By contrast, a POL provides coverage over distances up to 20 km. A single energy-efficient access node can serve a tall building or large campus. There is no need to add switches or patch panels to cover a new site. Fiber cables can simply be extended to the new endpoints.
Increasing energy and space efficiency
Every business wants to reduce energy and real estate costs. A passive optical LAN does both by consuming 40% less power and 90% less floor space than a traditional Ethernet-based LAN.
A POL generates power savings in several areas, including:
- Less active equipment that needs power and cooling
- Lower per-user power consumption, delivered through a high-density access node that serves hundreds of users
- Increased power over Ethernet efficiency due to the use of fiber cables that, unlike copper, offer no resistance and can sustain efficiency over long distances
Passive optical LAN technology saves space in multiple ways. A single OLT can serve an entire building or campus and be stored in a single communications closet. Splitters can be located on floors or walls. Modems, or optical network terminals (ONTs), can be placed on desktops or walls. Floor space freed up by a passive optical LAN can be converted into rooms that help generate revenue or increase efficiency.

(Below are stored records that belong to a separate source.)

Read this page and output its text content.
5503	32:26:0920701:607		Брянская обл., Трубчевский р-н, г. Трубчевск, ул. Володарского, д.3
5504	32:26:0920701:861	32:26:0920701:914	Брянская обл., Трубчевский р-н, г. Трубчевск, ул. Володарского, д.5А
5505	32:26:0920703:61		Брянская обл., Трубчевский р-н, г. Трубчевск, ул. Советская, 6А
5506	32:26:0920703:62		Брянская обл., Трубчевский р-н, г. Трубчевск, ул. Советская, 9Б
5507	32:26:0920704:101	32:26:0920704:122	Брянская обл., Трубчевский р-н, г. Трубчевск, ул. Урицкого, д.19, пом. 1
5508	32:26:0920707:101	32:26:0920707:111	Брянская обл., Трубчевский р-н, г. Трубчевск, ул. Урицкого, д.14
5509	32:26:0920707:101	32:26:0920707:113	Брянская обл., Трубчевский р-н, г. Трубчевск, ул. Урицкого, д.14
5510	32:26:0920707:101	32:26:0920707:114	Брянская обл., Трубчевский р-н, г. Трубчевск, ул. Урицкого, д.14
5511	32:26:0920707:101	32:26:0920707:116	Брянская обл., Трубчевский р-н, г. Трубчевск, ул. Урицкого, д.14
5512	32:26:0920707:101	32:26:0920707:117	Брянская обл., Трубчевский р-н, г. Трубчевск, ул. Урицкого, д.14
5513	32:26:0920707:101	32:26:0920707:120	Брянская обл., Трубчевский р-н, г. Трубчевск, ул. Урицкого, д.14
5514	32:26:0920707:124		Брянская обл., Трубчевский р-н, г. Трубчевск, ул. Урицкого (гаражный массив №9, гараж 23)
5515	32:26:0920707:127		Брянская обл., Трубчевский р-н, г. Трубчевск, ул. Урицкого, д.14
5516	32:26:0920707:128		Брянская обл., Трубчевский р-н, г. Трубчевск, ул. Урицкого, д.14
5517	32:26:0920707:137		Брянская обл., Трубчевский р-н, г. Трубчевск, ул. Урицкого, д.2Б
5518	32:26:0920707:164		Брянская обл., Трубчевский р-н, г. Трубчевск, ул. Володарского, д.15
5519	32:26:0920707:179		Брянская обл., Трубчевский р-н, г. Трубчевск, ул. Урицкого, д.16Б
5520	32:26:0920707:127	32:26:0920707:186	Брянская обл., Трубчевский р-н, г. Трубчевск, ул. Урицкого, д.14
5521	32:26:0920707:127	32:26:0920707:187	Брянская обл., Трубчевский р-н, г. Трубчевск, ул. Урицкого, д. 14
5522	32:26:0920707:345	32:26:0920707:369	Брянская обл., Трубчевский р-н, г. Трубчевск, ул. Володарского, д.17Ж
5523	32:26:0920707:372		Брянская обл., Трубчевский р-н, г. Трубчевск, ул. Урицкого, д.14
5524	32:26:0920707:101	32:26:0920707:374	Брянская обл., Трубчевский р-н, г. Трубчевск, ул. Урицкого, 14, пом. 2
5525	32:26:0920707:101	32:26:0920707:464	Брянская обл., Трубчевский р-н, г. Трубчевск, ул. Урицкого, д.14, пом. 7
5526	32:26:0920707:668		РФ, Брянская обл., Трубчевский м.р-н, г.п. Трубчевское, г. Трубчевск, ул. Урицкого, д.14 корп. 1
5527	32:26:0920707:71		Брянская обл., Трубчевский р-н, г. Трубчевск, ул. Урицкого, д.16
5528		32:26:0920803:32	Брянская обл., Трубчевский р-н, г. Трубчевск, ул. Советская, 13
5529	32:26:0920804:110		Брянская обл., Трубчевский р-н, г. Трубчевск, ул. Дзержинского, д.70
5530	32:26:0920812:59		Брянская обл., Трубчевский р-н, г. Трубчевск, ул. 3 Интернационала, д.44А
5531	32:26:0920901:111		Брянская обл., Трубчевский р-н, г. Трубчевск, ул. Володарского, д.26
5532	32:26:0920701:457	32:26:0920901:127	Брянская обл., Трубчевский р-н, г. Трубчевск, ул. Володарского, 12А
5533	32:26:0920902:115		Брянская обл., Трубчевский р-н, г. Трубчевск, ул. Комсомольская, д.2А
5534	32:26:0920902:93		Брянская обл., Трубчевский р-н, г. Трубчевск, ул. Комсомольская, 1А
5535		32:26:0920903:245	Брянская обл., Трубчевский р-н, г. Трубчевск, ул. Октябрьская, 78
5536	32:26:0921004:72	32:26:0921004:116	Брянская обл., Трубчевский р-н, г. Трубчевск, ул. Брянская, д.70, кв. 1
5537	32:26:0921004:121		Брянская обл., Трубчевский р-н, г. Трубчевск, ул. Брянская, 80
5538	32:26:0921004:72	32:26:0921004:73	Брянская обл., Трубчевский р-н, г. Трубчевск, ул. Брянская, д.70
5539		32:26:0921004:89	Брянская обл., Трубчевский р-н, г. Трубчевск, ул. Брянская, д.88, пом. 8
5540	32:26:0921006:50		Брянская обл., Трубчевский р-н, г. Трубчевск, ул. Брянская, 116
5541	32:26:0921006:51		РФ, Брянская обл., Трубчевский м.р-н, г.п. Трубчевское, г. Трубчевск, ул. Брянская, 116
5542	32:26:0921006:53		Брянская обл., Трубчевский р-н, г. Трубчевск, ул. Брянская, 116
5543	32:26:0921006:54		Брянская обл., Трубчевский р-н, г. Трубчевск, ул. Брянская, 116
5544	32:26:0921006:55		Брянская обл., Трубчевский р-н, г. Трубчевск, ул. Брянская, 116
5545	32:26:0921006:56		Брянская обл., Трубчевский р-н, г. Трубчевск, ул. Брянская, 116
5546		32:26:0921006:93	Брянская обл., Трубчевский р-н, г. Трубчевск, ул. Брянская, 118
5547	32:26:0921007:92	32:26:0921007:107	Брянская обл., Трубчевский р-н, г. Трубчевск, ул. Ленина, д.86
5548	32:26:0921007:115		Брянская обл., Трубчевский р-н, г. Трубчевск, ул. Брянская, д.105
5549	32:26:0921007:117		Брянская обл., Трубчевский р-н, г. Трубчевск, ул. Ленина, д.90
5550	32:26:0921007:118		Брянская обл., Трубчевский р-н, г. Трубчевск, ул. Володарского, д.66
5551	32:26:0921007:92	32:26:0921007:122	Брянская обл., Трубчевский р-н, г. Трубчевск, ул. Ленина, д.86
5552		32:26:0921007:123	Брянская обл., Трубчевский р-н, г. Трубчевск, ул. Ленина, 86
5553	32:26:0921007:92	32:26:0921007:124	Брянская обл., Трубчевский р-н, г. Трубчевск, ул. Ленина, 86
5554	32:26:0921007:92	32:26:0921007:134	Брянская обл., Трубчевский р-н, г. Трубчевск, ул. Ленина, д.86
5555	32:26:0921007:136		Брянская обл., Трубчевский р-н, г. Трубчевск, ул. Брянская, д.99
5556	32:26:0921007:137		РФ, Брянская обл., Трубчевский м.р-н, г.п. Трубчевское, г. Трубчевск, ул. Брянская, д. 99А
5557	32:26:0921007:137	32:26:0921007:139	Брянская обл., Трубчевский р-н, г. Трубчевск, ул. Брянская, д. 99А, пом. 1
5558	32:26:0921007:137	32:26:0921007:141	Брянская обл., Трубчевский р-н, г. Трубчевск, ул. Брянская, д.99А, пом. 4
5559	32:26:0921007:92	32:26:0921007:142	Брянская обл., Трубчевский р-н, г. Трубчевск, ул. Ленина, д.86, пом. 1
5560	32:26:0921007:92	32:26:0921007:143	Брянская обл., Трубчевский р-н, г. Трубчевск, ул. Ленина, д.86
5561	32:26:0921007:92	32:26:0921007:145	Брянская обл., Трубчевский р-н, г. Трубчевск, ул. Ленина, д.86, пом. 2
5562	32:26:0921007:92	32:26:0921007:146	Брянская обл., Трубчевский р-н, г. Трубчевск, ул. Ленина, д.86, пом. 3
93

Future-proof the LAN with TWDM-PON
The benefits of POL technology extend far into the future. The capacity of GPON networks will address the needs of users for years to come. When more capacity is needed, upgrades will be graceful and cost efficient.
An investment in this technology also clears the path to TWDM-PON, the next evolutionary fiber access technology. TWDM-PON supports 40 Gbps symmetrical bandwidth and beyond by multiplexing 4 or more optical wavelengths on the same fiber cable.
A fiber-based LAN provides flexibility to:
- Adapt to future demand: A passive optical LAN supports bandwidth increases or lean operations. It also makes it possible to extend a different quality of service to different internal organizations, user groups, or campuses.
- Evolve on the existing infrastructure: Organizations can evolve to TWDM using the same fiber, splitters, and OLT. TWDM can be deployed on top of GPON through an OLT enhancement.
- Invest gradually: TWDM technology allows organizations to introduce 1 wavelength at a time, in line with service demand.
Technology evolution provides a platform for enabling better, faster and more economical business practices.
Today, businesses and organizations of all types have an unprecedented opportunity to benefit from innovative communications technologies. These technologies offer rich new devices and applications, fast connections, and mobility that allows workers to be productive from virtually anywhere.
A fast, reliable, and cost-efficient LAN remains an essential enabler. By upgrading to GPON-based passive optical LAN technology, businesses and organizations will be well positioned to enable and benefit from new communications technologies for years to come.